Zorian se demanda s’il n’aurait pas été plus pertinent pour l’original et ses alliés de simplement se téléporter vers le Gouffre au moment où ils avaient quitté la barrière angélique, puis tuer les cultistes le plus rapidement possible… mais en considérant que ces derniers n’avaient même pas encore commencé le rituel, peut-être était-il mieux ainsi. Qui savait comment Jornak aurait réagi s’il avait découvert que libérer Panaxeth était impossible et qu’il allait mourir sous peu ? Bien que Zorian lui eût fait croire qu’il avait neutralisé la menace des bombes grâce à sa démonstration précédente, en vérité, il n’avait eu le temps que de s’occuper de celles de Cyoria. Il n’avait eu ni temps, ni fonds pour en faire d’avantage. Il y avait des bombes dans tout Eldemar, et peut-être au-delà, et Zorian ne pouvait que remercier les cieux que Jornak n’eût pas immédiatement tout fait sauter, par dépit.
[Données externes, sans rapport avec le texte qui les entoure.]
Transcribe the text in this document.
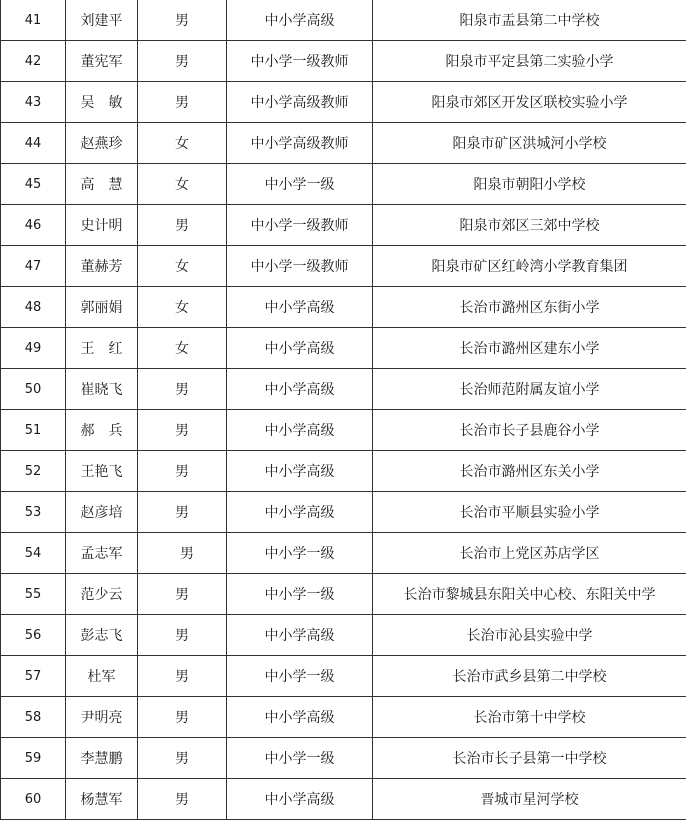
41	刘建平	男	中小学高级	阳泉市盂县第二中学校
42	董宪军	男	中小学一级教师	阳泉市平定县第二实验小学
43	吴　敏	男	中小学高级教师	阳泉市郊区开发区联校实验小学
44	赵燕珍	女	中小学高级教师	阳泉市矿区洪城河小学校
45	高　慧	女	中小学一级	阳泉市朝阳小学校
46	史计明	男	中小学一级教师	阳泉市郊区三郊中学校
47	董赫芳	女	中小学一级教师	阳泉市矿区红岭湾小学教育集团
48	郭丽娟	女	中小学高级	长治市潞州区东街小学
49	王　红	女	中小学高级	长治市潞州区建东小学
50	崔晓飞	男	中小学高级	长治师范附属友谊小学
51	郝　兵	男	中小学高级	长治市长子县鹿谷小学
52	王艳飞	男	中小学高级	长治市潞州区东关小学
53	赵彦培	男	中小学高级	长治市平顺县实验小学
54	孟志军	男	中小学一级	长治市上党区苏店学区
55	范少云	男	中小学一级	长治市黎城县东阳关中心校、东阳关中学
56	彭志飞	男	中小学高级	长治市沁县实验中学
57	杜军	男	中小学一级	长治市武乡县第二中学校
58	尹明亮	男	中小学高级	长治市第十中学校
59	李慧鹏	男	中小学一级	长治市长子县第一中学校
60	杨慧军	男	中小学高级	晋城市星河学校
Et c’était juste le problème des bombes. Zorian était sûr que certaines des menaces de Robe rouge n’étaient que pur bluff, mais il ne doutait point que l’homme possédât d’autres secrets en réserves, et qu’il les activerait s’il devait mourir. Même Zach et Zorian avaient créés de telles dispositions secondaires, qui s’activeraient s’ils ne survivaient pas à cette bataille, et Jornak ne pouvait pas ne pas avoir fait de même.
Ce n’était toujours pas le moment. Tout ce que Zorian pouvait faire, c’était attendre son heure. Attendre qu’une fenêtre d’opportunité s’ouvre devant lui, et s’y engouffrer sans réfléchir.
___
Zorian observa les trois créatures en face de lui. L’une d’elle était un reptile de la taille d’un tigre qu’il ne reconnaissait pas, une autre était un orbe flottant entouré de tentacules sinueux, et la troisième se trouvait être un Ooze gigantesque, de la taille d’un petit bâtiment. Son cube défensif orbita autour de lui, les symboles sur ses faces s’illuminant de plus belle, avant de s’éteindre à intervalles réguliers comme un battement de cœur soutenu par les cliquetis métalliques des différentes parties qui s’arrangeaient en une nouvelle configuration. Pendant une seconde, tout resta immobilité parfaite, mais juste pour une seconde. Celle d’après, le combat débuta.
L’orbe tentaculaire fut le premier, car le plus rapide. Il se jeta vers Zorian avec une vitesse incroyable, son corps d’un blanc laiteux crépitant d’une puissance magie électrique. Zorian ne paniqua pas, et bondit simplement sur le côté tout en améliorant son saut à l’aide de la télékinésie. Il esquiva facilement le boulet de canon vivant, et un autre pas chassé le plaça hors d’atteinte du coup de fouet électrique que la créature avait tenté de lui infliger grâce à l’un de ses appendices.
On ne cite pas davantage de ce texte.